How Do I Become a Field Manager?

Research what it takes to become a field manager. Learn about training and education requirements, job duties and salary to find out if this is the career for you. Schools offering Business Management degrees can also be found in these popular choices.

What Does a Field Manager Do?

The duties of field manager depend on the industry in which they work. In general, they supervise the activities of staff and perform activities in real-world, on-the-ground or hands-on settings. For example, as a construction manager, you would direct operations on the construction site itself, such as coordinating the use of different machines in order to ensure worker safety. Field managers in the engineering industry can find jobs in a variety of non-office settings; they may oversee quality control at manufacturing plants or conduct research in a lab. As a computer and information systems manager, you would be directly involved in the installation and day-to-day maintenance of an organization's computer network. Finally, community services managers who work in a field manager capacity may oversee and direct all operations within public health clinics or other establishments that offer resources directly to the public.

Take a look at the following chart for an overview of how to enter this field.

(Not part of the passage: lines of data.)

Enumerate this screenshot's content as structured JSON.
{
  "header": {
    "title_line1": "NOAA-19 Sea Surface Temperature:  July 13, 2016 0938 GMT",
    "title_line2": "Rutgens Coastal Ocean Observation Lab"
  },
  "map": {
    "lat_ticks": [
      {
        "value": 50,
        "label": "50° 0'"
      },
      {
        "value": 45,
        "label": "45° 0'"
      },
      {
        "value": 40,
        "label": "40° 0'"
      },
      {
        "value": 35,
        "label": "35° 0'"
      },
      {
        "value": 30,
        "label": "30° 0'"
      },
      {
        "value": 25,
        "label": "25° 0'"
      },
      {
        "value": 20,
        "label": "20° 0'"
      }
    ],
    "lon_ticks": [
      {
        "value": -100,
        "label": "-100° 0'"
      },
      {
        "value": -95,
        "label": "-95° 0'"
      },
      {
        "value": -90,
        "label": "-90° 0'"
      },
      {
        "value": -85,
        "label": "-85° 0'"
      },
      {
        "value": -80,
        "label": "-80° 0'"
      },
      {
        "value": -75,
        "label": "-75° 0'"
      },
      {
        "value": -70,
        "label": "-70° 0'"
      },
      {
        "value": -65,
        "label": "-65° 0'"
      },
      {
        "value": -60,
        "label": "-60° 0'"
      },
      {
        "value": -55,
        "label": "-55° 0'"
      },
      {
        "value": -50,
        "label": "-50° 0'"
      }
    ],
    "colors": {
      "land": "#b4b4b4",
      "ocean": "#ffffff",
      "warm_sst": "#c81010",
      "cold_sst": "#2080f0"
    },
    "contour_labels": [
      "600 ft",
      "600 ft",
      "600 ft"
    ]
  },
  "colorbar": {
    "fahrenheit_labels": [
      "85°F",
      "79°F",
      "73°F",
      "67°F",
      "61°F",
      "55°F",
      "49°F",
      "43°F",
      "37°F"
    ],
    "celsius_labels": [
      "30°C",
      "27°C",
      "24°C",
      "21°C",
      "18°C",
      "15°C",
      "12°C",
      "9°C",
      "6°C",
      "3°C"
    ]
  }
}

Education Required High school diploma to master's degree depending on industry
Training Required Most positions call for training or years of related work experience
Key Responsibilities Schedule and supervise staff, travel into the field to meet and/or work with staff members, ensure that company or organizational goals are met
Job Growth (2014-2024) 5% (construction managers)*
2% (architectural and engineering managers)*
15% (computer and information systems managers)*
10% (social and community service managers)*
Average Salary (2015) $97,510 (construction managers)*
$141,650 (architectural and engineering managers)*
$141,000 (computer and information systems managers)*
$69,430 (social and community service managers)*

Source: *U.S. Bureau of Labor Statistics

What is a Field Manager?

The term field manager is used in a number of industries and represents many diverse jobs. However, though field managers have different assignments, educational requirements and experience needs, their core responsibilities, regardless of industry or organization, are scheduling and supervising staff to ensure that company or organizational goals are met. Field managers might work at a central location and travel into the field to meet and/or work with staff members, or be stationed at a satellite location with their staff, while reporting to a centrally-located department head or other supervisor.

Where Could I Work?

As a field manager, you could work in a variety of industries. Your job might be for a private business supervising employees who take care of company equipment - such as underground waste storage tanks in an environmental services business - or products like home appliances, heating systems or personal computers. Other industries that employ field managers include emergency medical services, Internet technology and the non-profit sector. State and federal governments have field manager positions in areas such as land and natural resource management. In addition, there are new positions being created in the growing sustainability industry, also called the green industry; field manager for wind farm energy operations is one example.

What Tasks Will I Perform?

Field managers working in the service industry are tasked with administering client service contracts and managing workers who perform installations, service work and repairs of company equipment. In the computer industry, for instance, this could involve working with data centers or cloud providers. On the other hand, a wind farm field manager might provide equipment maintenance, handle operations budgets, hire subcontractors and handle customer service. In comparison, government agencies may employ field managers in local offices to supervise staff, coordinate schedules, train new employees and prepare reports on local office activities. Field managers may also be employed by non-profit agencies to perform similar tasks.

What Requirements Will I Need to Meet?

Typically, you'll need to demonstrate an ability to supervise and evaluate employees and interact with various levels of management and personnel, including internal and external agencies. Other qualifications could include experience in creating, managing and prioritizing work assignments.

Beyond these typical requirements, the combination of education, training and experience you'll need to work as a field manager can vary widely with the job. For example, in the computer networking technology area, you might need a Master of Business Administration degree and as much as ten years of experience, while a position in the environmental services profession could call for a high school diploma, hazardous waste safety training and three years of experience. A job managing an energy resource for the federal Bureau of Land Management might require that you already work for the federal government at a specific employment rating and have prior experience administering energy programs, along with knowledge of state and federal energy regulations.

What Are Some Related Alternative Careers?

Instead of working as a field manager, you could get a manager position in an office setting. For instance, engineering managers in office settings may draw up new product designs and prepare budgets for major engineering projects. Another office-based job option is a position as a human resources manager, where your job would be to coordinate hiring, facilitate positive employee-employer relationships and handle employment issues like benefits and complaints. For either of these managerial jobs, you would need to have at least a bachelor's degree.